In the 1990s, Taiwan's music industry surpassed Hong Kong's to become the global engine of Chinese pop. But the last decade has seen a different trend: the mushrooming of Taiwanese independent music.
Next weekend Taiwan Calling 2011 - a two-day festival of 19 acts at the Kowloon Bay International Trade and Exhibition Centre - will showcase the variety of Taiwan's indie scene, from singers who have burst onto commercial radio, such as Sandee Chan and Waa Wei, to the island's best rock bands, including Sugar Plum Ferry and Macbeth. It will also try to deliver that rarest of rarities: an actual indie music festival in Hong Kong.
'There has never been an indie music event in Hong Kong on this scale,' says organiser Oliver Ching, a local musician and producer who's been living in Taipei and working in its music industry for the last three years.

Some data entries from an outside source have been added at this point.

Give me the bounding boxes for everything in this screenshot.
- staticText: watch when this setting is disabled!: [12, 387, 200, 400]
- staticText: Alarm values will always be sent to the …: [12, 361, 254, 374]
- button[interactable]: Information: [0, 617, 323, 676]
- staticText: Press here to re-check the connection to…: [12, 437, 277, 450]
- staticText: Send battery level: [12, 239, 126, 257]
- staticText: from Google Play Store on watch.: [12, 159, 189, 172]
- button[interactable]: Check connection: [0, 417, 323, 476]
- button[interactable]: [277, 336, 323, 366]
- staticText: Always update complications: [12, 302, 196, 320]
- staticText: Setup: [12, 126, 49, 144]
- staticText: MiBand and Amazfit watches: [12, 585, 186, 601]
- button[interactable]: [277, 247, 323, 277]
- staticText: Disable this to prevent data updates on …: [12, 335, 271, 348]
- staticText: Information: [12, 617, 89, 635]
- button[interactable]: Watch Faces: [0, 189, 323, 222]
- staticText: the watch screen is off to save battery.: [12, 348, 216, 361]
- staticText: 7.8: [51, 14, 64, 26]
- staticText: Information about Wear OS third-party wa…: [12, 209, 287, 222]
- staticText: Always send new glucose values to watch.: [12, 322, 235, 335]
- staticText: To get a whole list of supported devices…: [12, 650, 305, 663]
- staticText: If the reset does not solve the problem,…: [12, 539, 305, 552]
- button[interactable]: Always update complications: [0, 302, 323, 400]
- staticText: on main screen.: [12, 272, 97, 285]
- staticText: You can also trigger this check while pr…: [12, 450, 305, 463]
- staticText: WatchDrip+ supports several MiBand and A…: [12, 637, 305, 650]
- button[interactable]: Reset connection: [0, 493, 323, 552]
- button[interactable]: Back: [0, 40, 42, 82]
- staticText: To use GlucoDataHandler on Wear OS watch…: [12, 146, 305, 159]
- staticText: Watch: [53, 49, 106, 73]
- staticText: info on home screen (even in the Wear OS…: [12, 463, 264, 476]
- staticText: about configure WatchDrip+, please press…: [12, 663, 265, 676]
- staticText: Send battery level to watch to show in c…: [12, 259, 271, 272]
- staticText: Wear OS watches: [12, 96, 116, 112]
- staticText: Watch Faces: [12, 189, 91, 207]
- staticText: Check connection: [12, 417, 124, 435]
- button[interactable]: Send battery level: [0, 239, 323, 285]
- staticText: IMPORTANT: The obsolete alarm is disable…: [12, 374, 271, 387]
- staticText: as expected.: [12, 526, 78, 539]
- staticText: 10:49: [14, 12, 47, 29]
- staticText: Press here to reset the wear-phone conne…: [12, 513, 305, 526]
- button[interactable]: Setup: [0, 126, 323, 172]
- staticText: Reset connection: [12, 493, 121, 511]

Last year he helped launch Black Market Music, a label which releases music by indie Taiwanese artists in Hong Kong.
For the concert he has teamed up with Taiwanese producer and session musician Wilikus Han and Chen Chien-chi, a Taiwanese singer and producer who has worked with Chan and Wei, as well as familiar names such as Karen Mok Man-wai and Faith Yang.
'Every year, lots of people from Hong Kong go to Taiwanese festivals like Spring Scream or Simple Life, and that's because there are no real music festivals here,' says Ching. 'When Hongkongers go to those Taiwan festivals, they're not necessarily even going for the music. What they want is to experience the atmosphere: lots of bands, people hanging out, vendor stalls and all of that. So we're going to try to do as much of that as possible, and also give people a full sense of Taiwanese indie music.'
Headliners such as Chan will be Taiwan Calling's biggest draw; the indie pop diva released a hit album, I Love You, John, in June and will drop another album through a collaborative project in autumn. But Ching is also banking on the depth of Taiwanese talent to give the festival real weight.